Tal vez ninguno de los contemporáneos de Gutiérrez haya imaginado que, lejos de debilitarse hasta desaparecer por completo, la figura de Juan Moreira alcanzaría nuevas proporciones, poco tiempo después, cuando la prosa folletinesca fuera llevada al teatro para su representación, potenciando sin retorno sus dimensiones populares. Ni tan siquiera la censura moral que muchos críticos de la época hicieron de la obra lograron detener un fenómeno que, una vez apropiado por el pueblo que asistía a las funciones –que se disfrazaba de Moreira, que se identificaba con Moreira, que sufría con Moreira–, resultó incontenible.

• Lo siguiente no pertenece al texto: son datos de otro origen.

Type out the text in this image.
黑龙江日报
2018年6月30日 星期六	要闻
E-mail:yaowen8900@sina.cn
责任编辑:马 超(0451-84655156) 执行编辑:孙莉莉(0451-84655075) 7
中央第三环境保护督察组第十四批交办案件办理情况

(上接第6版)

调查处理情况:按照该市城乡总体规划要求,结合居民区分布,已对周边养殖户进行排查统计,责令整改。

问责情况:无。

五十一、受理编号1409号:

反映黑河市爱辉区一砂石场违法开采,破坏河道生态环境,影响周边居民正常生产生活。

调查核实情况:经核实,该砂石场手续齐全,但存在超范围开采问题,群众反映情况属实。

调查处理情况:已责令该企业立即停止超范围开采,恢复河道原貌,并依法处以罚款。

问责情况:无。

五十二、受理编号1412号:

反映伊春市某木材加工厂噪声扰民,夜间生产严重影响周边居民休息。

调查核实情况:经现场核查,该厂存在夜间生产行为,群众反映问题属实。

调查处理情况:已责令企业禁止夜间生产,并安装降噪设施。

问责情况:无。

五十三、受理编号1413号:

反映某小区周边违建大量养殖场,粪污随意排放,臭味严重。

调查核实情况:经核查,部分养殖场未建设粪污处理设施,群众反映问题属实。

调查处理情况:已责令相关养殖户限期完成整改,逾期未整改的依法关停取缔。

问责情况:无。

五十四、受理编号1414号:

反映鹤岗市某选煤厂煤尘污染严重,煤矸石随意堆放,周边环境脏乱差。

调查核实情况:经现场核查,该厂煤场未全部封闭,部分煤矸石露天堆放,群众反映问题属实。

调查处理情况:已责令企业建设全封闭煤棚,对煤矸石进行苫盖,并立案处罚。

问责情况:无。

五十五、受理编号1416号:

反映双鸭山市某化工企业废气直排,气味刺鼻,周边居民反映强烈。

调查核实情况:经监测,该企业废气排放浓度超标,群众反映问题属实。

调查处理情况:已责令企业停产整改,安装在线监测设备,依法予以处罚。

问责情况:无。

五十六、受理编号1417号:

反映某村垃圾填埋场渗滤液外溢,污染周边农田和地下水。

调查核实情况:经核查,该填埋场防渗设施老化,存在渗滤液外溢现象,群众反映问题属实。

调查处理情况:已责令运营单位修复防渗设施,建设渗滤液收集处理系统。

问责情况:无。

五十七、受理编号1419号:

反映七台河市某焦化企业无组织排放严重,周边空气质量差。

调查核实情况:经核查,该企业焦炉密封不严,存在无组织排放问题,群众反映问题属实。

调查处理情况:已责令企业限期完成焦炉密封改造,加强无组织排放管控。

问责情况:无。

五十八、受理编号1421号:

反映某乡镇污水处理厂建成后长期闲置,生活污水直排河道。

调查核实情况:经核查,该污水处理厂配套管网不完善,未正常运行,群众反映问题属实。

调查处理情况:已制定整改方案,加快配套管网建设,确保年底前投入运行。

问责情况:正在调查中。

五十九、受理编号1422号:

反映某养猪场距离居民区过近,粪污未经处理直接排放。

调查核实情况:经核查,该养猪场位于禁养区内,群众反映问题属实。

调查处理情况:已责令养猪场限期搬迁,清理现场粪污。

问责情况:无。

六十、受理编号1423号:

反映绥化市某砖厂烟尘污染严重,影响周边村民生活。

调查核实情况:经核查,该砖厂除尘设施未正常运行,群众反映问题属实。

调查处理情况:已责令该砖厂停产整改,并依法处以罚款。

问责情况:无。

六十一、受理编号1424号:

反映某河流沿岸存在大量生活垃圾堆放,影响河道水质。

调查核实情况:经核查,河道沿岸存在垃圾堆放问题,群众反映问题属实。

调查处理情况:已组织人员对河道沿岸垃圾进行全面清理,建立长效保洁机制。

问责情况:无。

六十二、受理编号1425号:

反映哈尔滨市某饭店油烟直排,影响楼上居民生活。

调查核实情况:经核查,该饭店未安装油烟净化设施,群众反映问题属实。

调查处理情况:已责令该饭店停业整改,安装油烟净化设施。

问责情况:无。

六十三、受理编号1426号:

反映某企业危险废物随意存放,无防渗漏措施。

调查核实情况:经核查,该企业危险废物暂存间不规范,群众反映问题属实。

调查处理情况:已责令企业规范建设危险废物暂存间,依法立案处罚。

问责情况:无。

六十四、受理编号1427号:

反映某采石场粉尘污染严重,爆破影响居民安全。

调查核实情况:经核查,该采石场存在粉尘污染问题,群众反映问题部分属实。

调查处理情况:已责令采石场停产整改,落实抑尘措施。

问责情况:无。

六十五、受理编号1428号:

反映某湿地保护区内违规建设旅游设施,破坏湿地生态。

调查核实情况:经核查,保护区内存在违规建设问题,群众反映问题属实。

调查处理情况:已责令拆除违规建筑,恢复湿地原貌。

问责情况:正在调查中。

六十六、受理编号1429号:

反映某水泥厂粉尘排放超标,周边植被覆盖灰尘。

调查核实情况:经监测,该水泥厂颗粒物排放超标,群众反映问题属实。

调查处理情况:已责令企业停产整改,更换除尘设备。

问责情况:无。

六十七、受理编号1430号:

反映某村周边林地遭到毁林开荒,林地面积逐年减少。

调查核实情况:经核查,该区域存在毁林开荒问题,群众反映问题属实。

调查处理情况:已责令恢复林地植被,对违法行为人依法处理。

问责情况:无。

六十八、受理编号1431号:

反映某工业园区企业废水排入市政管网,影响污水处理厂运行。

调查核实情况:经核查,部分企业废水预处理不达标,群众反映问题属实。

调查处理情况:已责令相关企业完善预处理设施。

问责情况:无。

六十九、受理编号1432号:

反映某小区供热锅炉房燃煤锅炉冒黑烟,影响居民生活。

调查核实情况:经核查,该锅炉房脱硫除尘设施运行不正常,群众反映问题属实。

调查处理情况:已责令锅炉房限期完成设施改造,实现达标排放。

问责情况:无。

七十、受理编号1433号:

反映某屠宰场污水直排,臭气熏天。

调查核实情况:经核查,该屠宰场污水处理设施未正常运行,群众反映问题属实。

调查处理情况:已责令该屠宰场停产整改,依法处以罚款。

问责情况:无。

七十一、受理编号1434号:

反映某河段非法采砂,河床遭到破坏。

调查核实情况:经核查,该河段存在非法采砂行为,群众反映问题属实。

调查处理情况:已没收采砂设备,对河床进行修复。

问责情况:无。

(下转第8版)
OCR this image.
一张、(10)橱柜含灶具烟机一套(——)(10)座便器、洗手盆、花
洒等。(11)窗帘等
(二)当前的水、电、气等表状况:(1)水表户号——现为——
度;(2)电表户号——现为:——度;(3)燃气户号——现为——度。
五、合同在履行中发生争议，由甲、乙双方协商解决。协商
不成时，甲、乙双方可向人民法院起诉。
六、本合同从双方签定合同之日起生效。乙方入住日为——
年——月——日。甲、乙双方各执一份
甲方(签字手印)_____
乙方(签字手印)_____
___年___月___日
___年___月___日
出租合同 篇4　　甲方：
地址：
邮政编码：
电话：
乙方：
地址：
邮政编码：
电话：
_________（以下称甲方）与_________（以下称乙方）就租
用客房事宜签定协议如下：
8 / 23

Una serie de anécdotas jalonan el paso de Juan Moreira por la escena teatral. Acaso la más curiosa y contundente es la que aconteció a mediados de los 80, cuando un paisano asistió a la función y, al observar el enfrentamiento con la partida, saltó al escenario para defender a su héroe (una especie de reverso de la willing suspension of disbelief, comparable con una escena de Les Carabiniers de Godard que transcurre en un cine). Condenada al olvido por incitar al mal ejemplo, este suceso en el que la realidad y la ficción se mezclan equívocamente, pareció condensar todo lo que no se debía hacer, lo que no se debía leer ni escribir. Claro que, desde otra perspectiva, la misma anécdota puede considerarse una manifestación cabal de la intensa eficacia popular alcanzada por una narración que potenció lo novelesco de una vida real hasta convertirla en leyenda.
Ya avanzado el siglo XX, y en el marco de la lucha popular por el retorno de Perón a la Argentina, la figura del gaucho perseguido y violento puede volver a ponerse en circulación adquiriendo nuevos sentidos. Pese a que el guión estuvo listo en 1968, no fue hasta 1973 que Leonardo Favio inmortalizó en cine, con intensos colores, la vida de Moreira, tal como se había anticipado. La historia narrada en el filme, según se infiere de los títulos, no se basa linealmente en la novela de Gutiérrez. Esta elección de una trama ya elaborada por la literatura y por los relatos de circulación oral para recrearla según renovados matices vuelve a producir un efecto impactante, pues la película alcanza una cifra récord de espectadores y se convierte en una de las más vistas en la historia del cine argentino (demostrando que taquilla y calidad no siempre están en riña). La persistencia de lo real en la sucesión de hechos que protagoniza el gaucho violento acorralado por la justicia se impone, a través de los tiempos, a todas las reelaboraciones, las metamorfosis, las variaciones, a la vez que se pone a disposición de nuevos cambios y versiones como pocos personajes de la literatura nacional.
En el Juan Moreira de Favio, la ley no está escrita, sino que emerge de la voz en off que acompaña algunas de las imágenes. A su vez, la circulación popular de la vida de Moreira está fuera del ámbito de la oralidad, y aparece, en cambio, graficada en una suerte de comic en el que se representa en viñetas la historia del gaucho. Sin embargo, la fuerza que las imágenes tienen en la cinta ya está, en parte, en la versión novelesca. Como bien lo anticipó Borges refiriéndose a la escena del duelo con Leguizamón: ¿no es memorable esa invención de una pelea caminada y callada? ¿No parece imaginada para el cinematógrafo? No hace falta ver la escena referida para comprobar que estaba en lo cierto.